The body of the crucified Jesus was now missing. The occurrence should have stopped the chief priests in their tracks, causing them to question their previous convictions. Indeed, it should have led them to heartfelt repentance for their unbelief. But it didn’t. Instead, they persisted in denial, turned their eyes away from Jesus, and manufactured their own hoax by claiming the disciples had done the very thing the chief priests had been predicting all along.
But they knew it was a lie. What on earth were they thinking?
We live in a day when any inconvenient truth is labelled “fake news.” It seems this ruse was invented two millennia ago. These men circulated a false story concerning the disciples’ purported grave-robbing expedition, in hopes it would be so readily accepted that the true story could later be labelled “fake.” They didn’t want to be confronted with the resurrection of someone they themselves had caused to be crucified.
But they knew it wasn’t true. What were they thinking? Clearly God was at work. They themselves knew enough of the true story that it should have been obvious. But they suppressed the wonder.

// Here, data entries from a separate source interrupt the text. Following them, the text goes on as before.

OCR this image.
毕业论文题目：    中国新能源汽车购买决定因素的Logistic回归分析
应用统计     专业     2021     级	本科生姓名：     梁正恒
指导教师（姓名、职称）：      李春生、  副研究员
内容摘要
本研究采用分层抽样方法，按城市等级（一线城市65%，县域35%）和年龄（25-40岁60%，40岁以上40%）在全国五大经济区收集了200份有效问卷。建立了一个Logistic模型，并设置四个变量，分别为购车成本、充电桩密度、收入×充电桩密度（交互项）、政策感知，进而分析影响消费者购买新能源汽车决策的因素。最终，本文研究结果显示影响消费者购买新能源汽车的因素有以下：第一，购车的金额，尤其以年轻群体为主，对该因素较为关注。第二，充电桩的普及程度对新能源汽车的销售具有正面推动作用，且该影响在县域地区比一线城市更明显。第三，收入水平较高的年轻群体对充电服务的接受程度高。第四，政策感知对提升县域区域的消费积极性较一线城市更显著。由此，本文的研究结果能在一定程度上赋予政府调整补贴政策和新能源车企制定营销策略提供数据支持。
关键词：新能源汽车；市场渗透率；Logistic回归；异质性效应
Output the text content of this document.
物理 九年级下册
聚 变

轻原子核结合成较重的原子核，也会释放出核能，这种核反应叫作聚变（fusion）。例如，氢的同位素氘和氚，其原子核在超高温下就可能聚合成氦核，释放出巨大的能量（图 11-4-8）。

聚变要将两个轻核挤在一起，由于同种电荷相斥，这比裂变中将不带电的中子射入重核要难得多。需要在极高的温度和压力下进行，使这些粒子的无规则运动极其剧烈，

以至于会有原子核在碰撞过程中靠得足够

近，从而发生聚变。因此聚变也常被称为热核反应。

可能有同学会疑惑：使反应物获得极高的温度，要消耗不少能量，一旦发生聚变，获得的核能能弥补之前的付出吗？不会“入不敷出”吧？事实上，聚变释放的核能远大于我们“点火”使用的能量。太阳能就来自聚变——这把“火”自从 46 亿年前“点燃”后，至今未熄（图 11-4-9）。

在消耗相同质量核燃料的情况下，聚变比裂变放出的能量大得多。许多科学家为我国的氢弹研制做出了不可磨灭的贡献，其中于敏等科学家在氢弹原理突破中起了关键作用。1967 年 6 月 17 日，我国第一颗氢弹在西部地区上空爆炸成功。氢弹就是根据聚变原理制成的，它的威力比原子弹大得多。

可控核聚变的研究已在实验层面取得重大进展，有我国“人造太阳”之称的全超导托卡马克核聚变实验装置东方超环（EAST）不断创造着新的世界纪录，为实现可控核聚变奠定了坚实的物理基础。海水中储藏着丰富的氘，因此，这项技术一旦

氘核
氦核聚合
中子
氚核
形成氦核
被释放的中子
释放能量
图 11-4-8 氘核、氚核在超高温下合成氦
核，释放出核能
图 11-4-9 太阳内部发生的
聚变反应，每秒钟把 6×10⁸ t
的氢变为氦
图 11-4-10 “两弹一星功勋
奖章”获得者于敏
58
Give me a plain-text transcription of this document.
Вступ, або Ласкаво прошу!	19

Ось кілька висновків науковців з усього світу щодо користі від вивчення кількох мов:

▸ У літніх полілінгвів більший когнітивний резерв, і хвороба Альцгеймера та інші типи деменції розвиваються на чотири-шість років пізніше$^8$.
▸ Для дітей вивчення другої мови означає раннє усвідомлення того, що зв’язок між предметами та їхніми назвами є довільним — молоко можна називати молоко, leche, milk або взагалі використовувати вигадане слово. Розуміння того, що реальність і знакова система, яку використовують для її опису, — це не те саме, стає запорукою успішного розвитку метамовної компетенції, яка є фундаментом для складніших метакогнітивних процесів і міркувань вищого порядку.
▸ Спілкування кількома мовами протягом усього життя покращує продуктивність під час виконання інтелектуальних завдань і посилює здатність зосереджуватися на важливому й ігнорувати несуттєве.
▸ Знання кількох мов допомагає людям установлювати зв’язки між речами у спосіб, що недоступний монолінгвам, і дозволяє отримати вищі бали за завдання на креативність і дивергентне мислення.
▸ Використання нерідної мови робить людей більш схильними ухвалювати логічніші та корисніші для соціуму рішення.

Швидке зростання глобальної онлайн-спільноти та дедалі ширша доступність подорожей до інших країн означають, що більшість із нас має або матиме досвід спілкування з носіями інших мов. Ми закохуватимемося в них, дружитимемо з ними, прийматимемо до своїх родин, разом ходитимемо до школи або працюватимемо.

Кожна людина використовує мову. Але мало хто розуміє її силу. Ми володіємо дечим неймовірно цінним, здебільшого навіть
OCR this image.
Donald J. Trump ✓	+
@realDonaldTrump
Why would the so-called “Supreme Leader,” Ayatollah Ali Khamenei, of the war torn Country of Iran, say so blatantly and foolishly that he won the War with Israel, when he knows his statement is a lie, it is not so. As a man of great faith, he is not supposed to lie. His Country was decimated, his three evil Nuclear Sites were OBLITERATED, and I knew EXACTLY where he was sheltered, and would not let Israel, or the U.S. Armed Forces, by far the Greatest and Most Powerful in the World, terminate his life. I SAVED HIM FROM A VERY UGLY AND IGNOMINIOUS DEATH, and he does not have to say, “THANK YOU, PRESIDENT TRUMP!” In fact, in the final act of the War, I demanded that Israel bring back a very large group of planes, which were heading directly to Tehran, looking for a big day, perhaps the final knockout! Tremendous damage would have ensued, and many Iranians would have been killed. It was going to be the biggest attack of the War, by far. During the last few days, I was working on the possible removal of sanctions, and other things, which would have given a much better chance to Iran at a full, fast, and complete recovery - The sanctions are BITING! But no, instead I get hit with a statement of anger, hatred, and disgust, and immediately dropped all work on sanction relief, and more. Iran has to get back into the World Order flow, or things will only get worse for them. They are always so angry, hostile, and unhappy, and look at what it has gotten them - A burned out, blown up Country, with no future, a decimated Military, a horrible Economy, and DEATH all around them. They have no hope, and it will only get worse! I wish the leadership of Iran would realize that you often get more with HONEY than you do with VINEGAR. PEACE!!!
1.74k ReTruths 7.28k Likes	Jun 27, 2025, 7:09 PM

No matter. The story of Christ’s resurrection could not be held down. It transformed the dispirited disciples. It took root through their proclamation of Good News. It spread on the highways of the Roman world, through succeeding years and centuries, through printed words in many tongues, on airwaves and internet connections, in one-on-one conversations and mass meetings. The story had legs. It raced to be told. It could not be suppressed.
Christ is risen! He is risen, indeed! Hallelujah!
Lord Jesus, you are the Risen and Glorified One. May the word go forth. May you use your people to live it and breath it. May the Good News touch many lives. You are risen – you are risen, indeed. Hallelujah.